Visually the physical clutter in my house wasn’t too bad but my surroundings misrepresented me and the many organised and stored items weren’t contributing to an easy daily life.
The mental clutter was bad, lists of things I really wanted to do, things I had to do and the compulsion to help those asking for support.
The calendar clutter was massive. Paid, voluntary and caring commitments filled every single day draining all time and energy.
I love life and all the opportunities that we create and come our way. I would say yes to ‘all the things’. I am lucky to have a full life and a secure home but the accumulation had became unhealthy.
No matter how cleverly organised my physical items were I began to minimise them all. Life became easier with less.
Repeat after me “don’t put it down, put it away”.
I found that a simplified version of a Bullet Journal helped clear my cluttered mind and managing my time became easier.
Reducing my responsibilities was the first step to clearing space in my calendar.
I decluttered my house in layers until I created functional spaces. I studied many approaches to simplifying, minimalism, housekeeping and self care.
The overwhelm began to lift.
My house became a home.
I can now quickly tidy.
My ‘to do list’ is no longer overwhelming.
I am free to visit friends.
I can concentrate on special interest projects.
I continue to declutter or make improvements to any areas that are not working in my home.
I remind myself to clutter check my calendar as I still like to do ‘all the things’.
I am learning self-compassion and self care.
There’s space in my home and mind to make better decisions when life throws things my way.
As for my wardrobe…
As a child I clearly remember looking through my wardrobe with its white sliding door and was sad that none of the clothes were new or chosen by me.
I was thankful for the donated bags of hand-me-down clothes our family were given but I struggled to pull together a look that I liked from the contents.
As a teen I didn’t mind so much that I was unfashionable and always a year or two behind trends it was that I had ideas for items and outfits but didn’t get to try them out. And being invited to parties or other events was just awful knowing I didn’t have ‘suitable’ clothes and shoes.
Very soon my height became an overwhelming issue; even when I did find an item of clothing I liked and could afford, it didn’t fit me anyway!
I learnt to sew and customise second hand clothes but my creative and alternative preferences drew confusing comments from others and I didn’t understand how to make the best of my figure. I didn’t even know I had a shape; I was just ‘tall and skinny’.
I was mostly sad that I’d never had a wardrobe of clothes that felt like me, let alone fit me!

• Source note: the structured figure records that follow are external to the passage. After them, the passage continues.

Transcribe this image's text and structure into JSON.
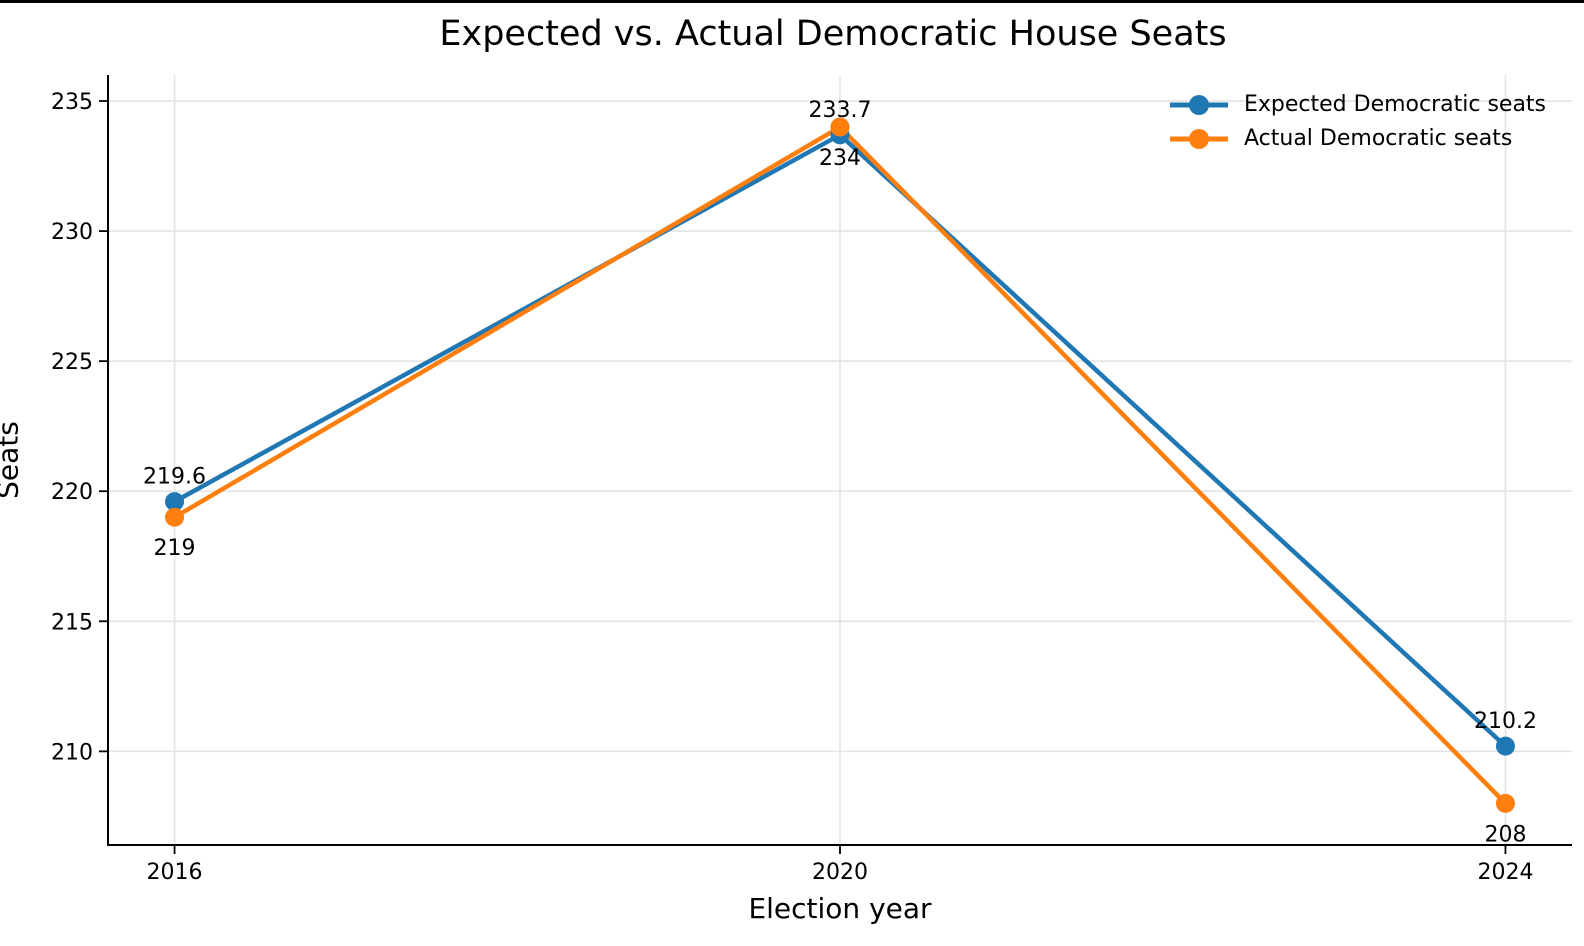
{
  "page": {
    "top_bar_color": "#000000",
    "background_color": "#ffffff"
  },
  "chart_data": {
    "type": "line",
    "title": "Expected vs. Actual Democratic House Seats",
    "xlabel": "Election year",
    "ylabel": "Seats",
    "x": [
      2016,
      2020,
      2024
    ],
    "xtick_labels": [
      "2016",
      "2020",
      "2024"
    ],
    "yticks": [
      210,
      215,
      220,
      225,
      230,
      235
    ],
    "ytick_labels": [
      "210",
      "215",
      "220",
      "225",
      "230",
      "235"
    ],
    "xlim": [
      2015.6,
      2024.4
    ],
    "ylim": [
      206.4,
      236.0
    ],
    "grid": true,
    "grid_color": "#e4e4e4",
    "spine_color": "#000000",
    "legend_position": "upper right",
    "series": [
      {
        "name": "Expected Democratic seats",
        "color": "#1f77b4",
        "values": [
          219.6,
          233.7,
          210.2
        ],
        "point_labels": [
          "219.6",
          "233.7",
          "210.2"
        ],
        "label_side": "above"
      },
      {
        "name": "Actual Democratic seats",
        "color": "#ff7f0e",
        "values": [
          219,
          234,
          208
        ],
        "point_labels": [
          "219",
          "234",
          "208"
        ],
        "label_side": "below"
      }
    ]
  }
}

I didn’t give up. I dug out the old ‘colour me beautiful’ books and began to experiment, explore and study to gain the knowledge I needed to dress my natural colour and body shape. Over time I found freedom in my own style and the decluttering began. I developed the skills to curate a wardrobe that worked simply for me.
You see, it is possible for you to define your style, discover your colours, dress your shape and declutter your wardrobe!
I established simplyLeah in 2008 and trained in Image Consultancy so I could help others quickly find their way to style rather than be overwhelmed and frustrated for decades.
I knew it wasn’t just me wanting to look in a mirror, smile at a reflection of their true self and then get on with their day in confidence.